Council President Ben Hueso supports moving forward with an agreement with the school district that could place a 300-student charter high school in the long-stalled downtown library.

Hueso said the proposed library is an “exciting project” that will complement the revitalization of East Village.

“I think we’re very close to bringing this project together,” Hueso said. “We do have a lot of money that we’ve raised. I think we could raise the remainder from charitable contributions.”

The city recently reported that $27.5 million in private donations have been committed to constructing the library. At least $35.8 million more would have to be raised to complete construction. Another $10 million in private donations have been pledged for operating the library, a city report states.

But Councilwoman Donna Frye wants lots more information before she’d pledge her support, including updated financial figures and an analysis of what it would cost to include the library in a proposed civic center complex.

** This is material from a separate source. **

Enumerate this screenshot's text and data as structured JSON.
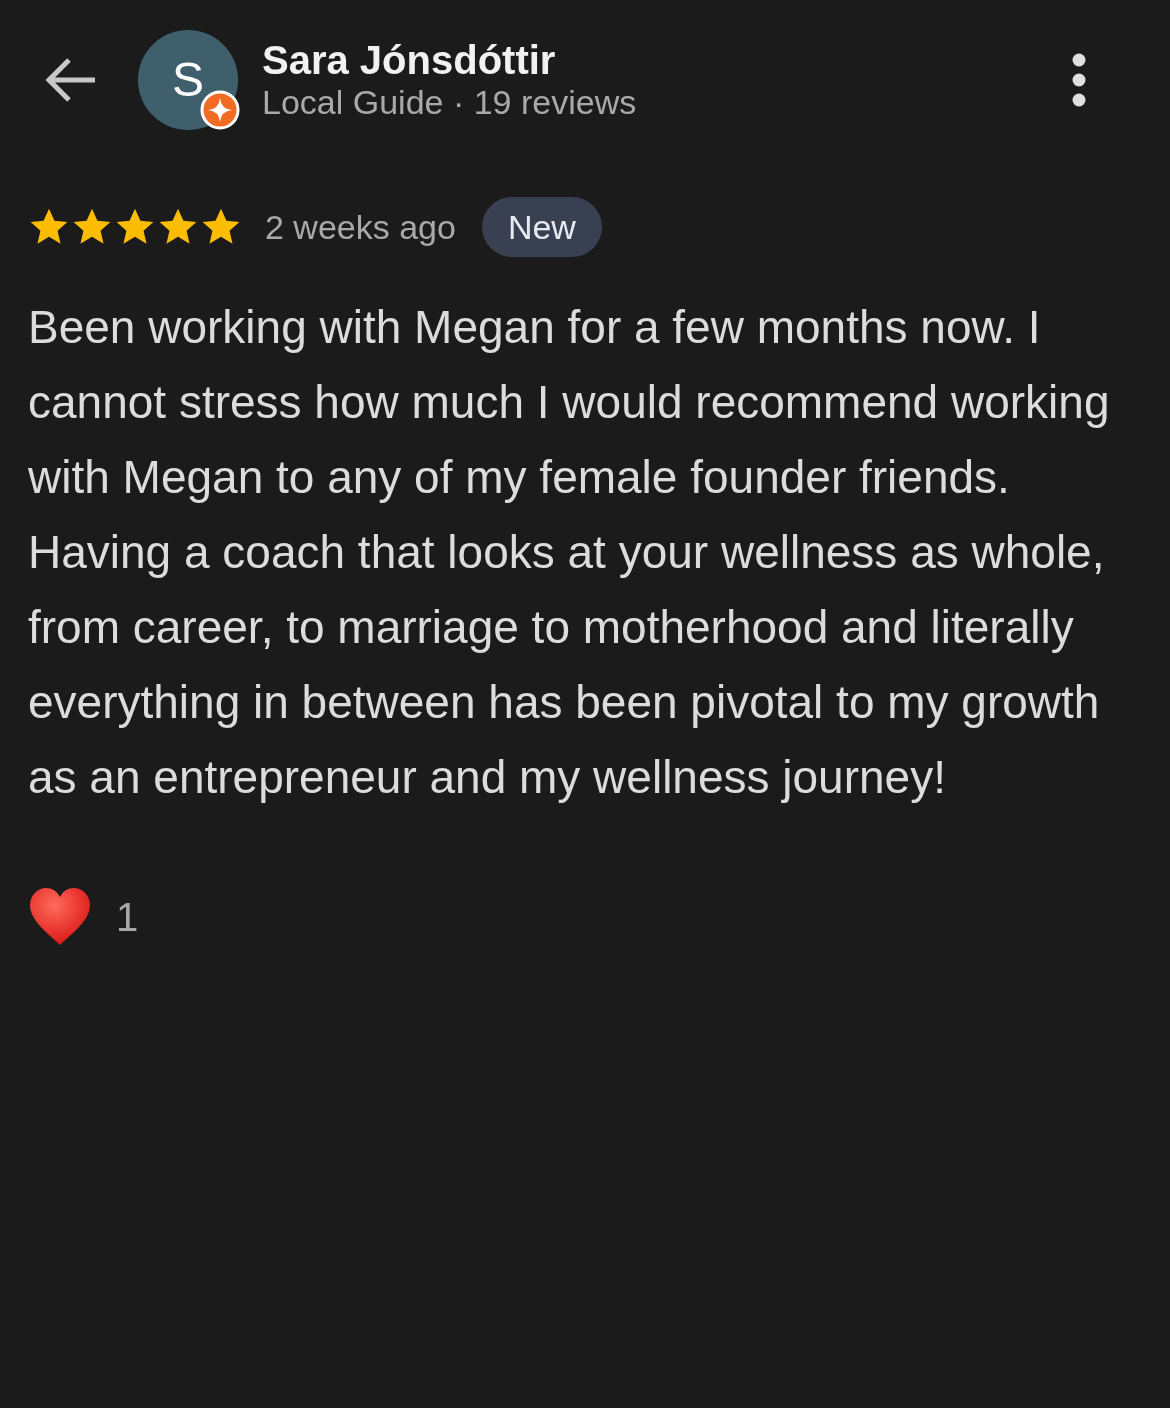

The idea should be studied , Frye said, despite a July 1 deadline to hang on to a $20 million state grant.

“This is sort of a recurring theme that if we don’t do it today, we’ll lose the money,” Frye said. “Last minute isn’t always the best way. Sometimes if it’s not going to work, it’s not going to work.”

Frye also wonders whether kids living downtown would actually attend the charter school in the library, “or if there actually are that many students downtown.” It’s an interesting question, as my colleage Emily Alpert explored in this July story.

I’ve been polling council members because this is a big week for the project. Later today, it will be considered by a committee of citizens overseeing a $2.1 billion school bond, which would be used for the $20 million the school district would kick in to lease the two floors for 40 years.

The school board will take up the issue Tuesday, to be followed by the City Council’s Rules, Open Government and Intergovernmental Relations Committee on Wednesday. The full City Council would probably vote on an agreement in early July.

Of the City Council members I’ve reached so far, Kevin Faulconer supports moving forward and Tony Young isn’t sure, and Carl DeMaio has been opposed to the project.